Poster Abstract: Machine-learning models using population survey data for chronic disease risk prediction: a scalable framework for preventive health

Reagan Mogire, Postdoctoral research fellow, NHGRI

Abstract

Background: Early identification of individuals at risk of chronic diseases is critical for prevention, yet most machine-learning risk models depend on electronic health records or biomarkers, limiting scalability. We aimed to develop an interpretable machine-learning framework for estimating chronic disease risk using only population-based survey data.

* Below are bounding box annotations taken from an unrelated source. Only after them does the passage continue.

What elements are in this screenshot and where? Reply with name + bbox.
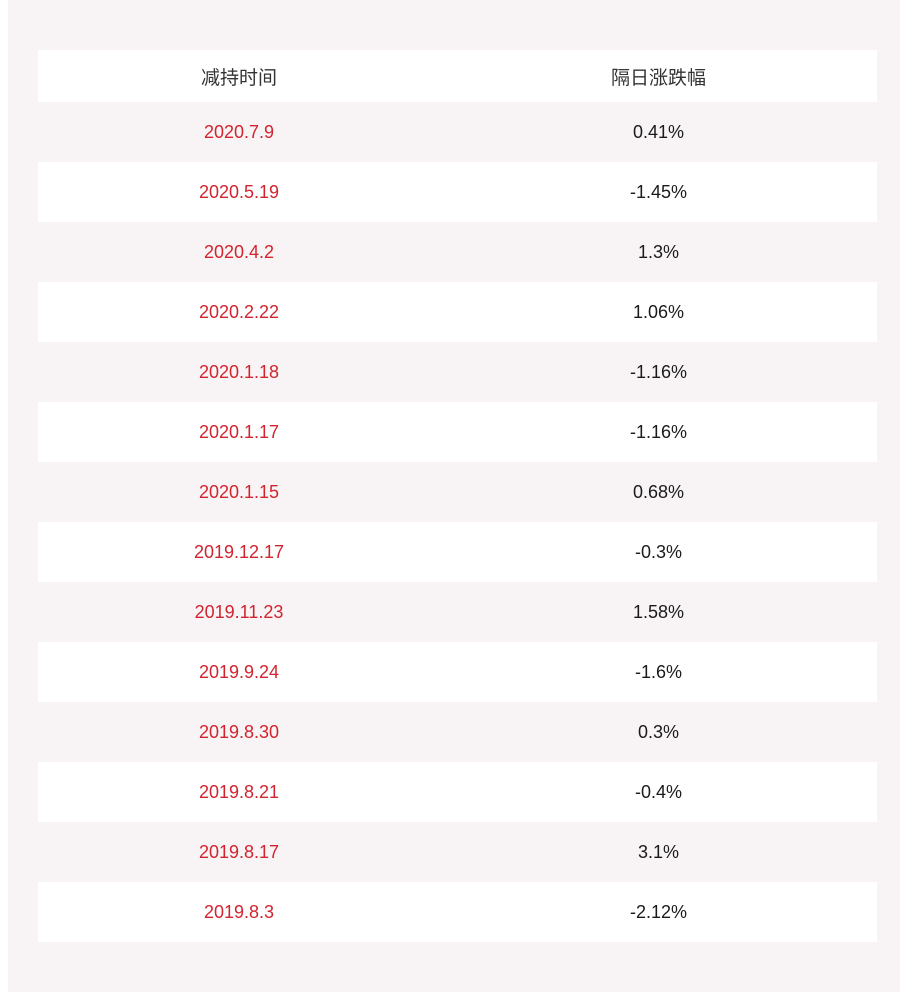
table-row: 2020.1.15 0.68% xyxy=(38,462,877,522)
next-day-change-cell: 3.1% xyxy=(637,841,680,862)
reduction-date-cell: 2019.8.21 xyxy=(198,781,280,802)
table-panel: 减持时间 隔日涨跌幅 2020.7.9 0.41% 2020.5.19 -1.45% 2… xyxy=(8,0,900,992)
table-row: 2020.4.2 1.3% xyxy=(38,222,877,282)
reduction-date-cell: 2020.4.2 xyxy=(203,241,275,262)
next-day-change-cell: -2.12% xyxy=(629,901,688,922)
header-next-day-change: 隔日涨跌幅 xyxy=(610,66,706,89)
reduction-date-cell: 2020.7.9 xyxy=(203,121,275,142)
table-row: 2019.12.17 -0.3% xyxy=(38,522,877,582)
table-row: 2019.11.23 1.58% xyxy=(38,582,877,642)
next-day-change-cell: -1.16% xyxy=(629,361,688,382)
reduction-date-cell: 2020.5.19 xyxy=(198,181,280,202)
reduction-date-cell: 2019.11.23 xyxy=(194,601,284,622)
table-row: 2020.2.22 1.06% xyxy=(38,282,877,342)
reduction-date-cell: 2020.2.22 xyxy=(198,301,280,322)
reduction-date-cell: 2020.1.17 xyxy=(198,421,280,442)
table-row: 2019.8.17 3.1% xyxy=(38,822,877,882)
table-row: 2019.8.3 -2.12% xyxy=(38,882,877,942)
table-row: 2020.1.18 -1.16% xyxy=(38,342,877,402)
table-row: 2019.8.30 0.3% xyxy=(38,702,877,762)
table-row: 2020.7.9 0.41% xyxy=(38,102,877,162)
next-day-change-cell: -1.45% xyxy=(629,181,688,202)
table-row: 2019.9.24 -1.6% xyxy=(38,642,877,702)
table-row: 2020.1.17 -1.16% xyxy=(38,402,877,462)
next-day-change-cell: -1.6% xyxy=(634,661,683,682)
next-day-change-cell: -0.4% xyxy=(634,781,683,802)
next-day-change-cell: 1.3% xyxy=(637,241,680,262)
reduction-date-cell: 2019.9.24 xyxy=(198,661,280,682)
next-day-change-cell: 1.06% xyxy=(632,301,685,322)
reduction-date-cell: 2020.1.15 xyxy=(198,481,280,502)
next-day-change-cell: 0.41% xyxy=(632,121,685,142)
header-reduction-time: 减持时间 xyxy=(200,66,277,89)
next-day-change-cell: -0.3% xyxy=(634,541,683,562)
reduction-date-cell: 2020.1.18 xyxy=(198,361,280,382)
table-row: 2020.5.19 -1.45% xyxy=(38,162,877,222)
reduction-date-cell: 2019.8.30 xyxy=(198,721,280,742)
reduction-date-cell: 2019.12.17 xyxy=(193,541,285,562)
next-day-change-cell: -1.16% xyxy=(629,421,688,442)
next-day-change-cell: 1.58% xyxy=(632,601,685,622)
next-day-change-cell: 0.3% xyxy=(637,721,680,742)
table-body: 2020.7.9 0.41% 2020.5.19 -1.45% 2020.4.2 1.3%… xyxy=(38,102,877,942)
next-day-change-cell: 0.68% xyxy=(632,481,685,502)
table-header-row: 减持时间 隔日涨跌幅 xyxy=(38,50,877,102)
reduction-date-cell: 2019.8.17 xyxy=(198,841,280,862)
reduction-table: 减持时间 隔日涨跌幅 2020.7.9 0.41% 2020.5.19 -1.45% 2… xyxy=(38,50,877,942)
table-row: 2019.8.21 -0.4% xyxy=(38,762,877,822)
reduction-date-cell: 2019.8.3 xyxy=(203,901,275,922)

Methods: We trained gradient-boosted decision tree models on data from 2·38 million adults in the US Behavioral Risk Factor Surveillance System (2011–2015). Outcomes included myocardial infarction, coronary heart disease, stroke, chronic kidney disease, diabetes, and depression. Data were harmonised across survey years and split into training (80%) and test (20%) sets. Model performance was assessed using AUROC, calibration metrics, and SHAP-based feature attribution.

Findings: Models achieved strong discrimination (AUROC 0·79–0·86) and good calibration (Brier scores 0·031–0·110). Specificity exceeded 96% at a default threshold of 0·5. Age, body-mass index, hypertension history, mobility limitation, and self-rated health were key predictors. Predictive uncertainty was lowest for cardiometabolic outcomes and higher for depression.

Interpretation: Survey-based, interpretable machine-learning models can provide accurate, well-calibrated risk estimates for multiple chronic diseases without reliance on clinical or laboratory data. This approach offers a scalable framework for population-level risk stratification and preventive health programmes, particularly in resource-limited settings.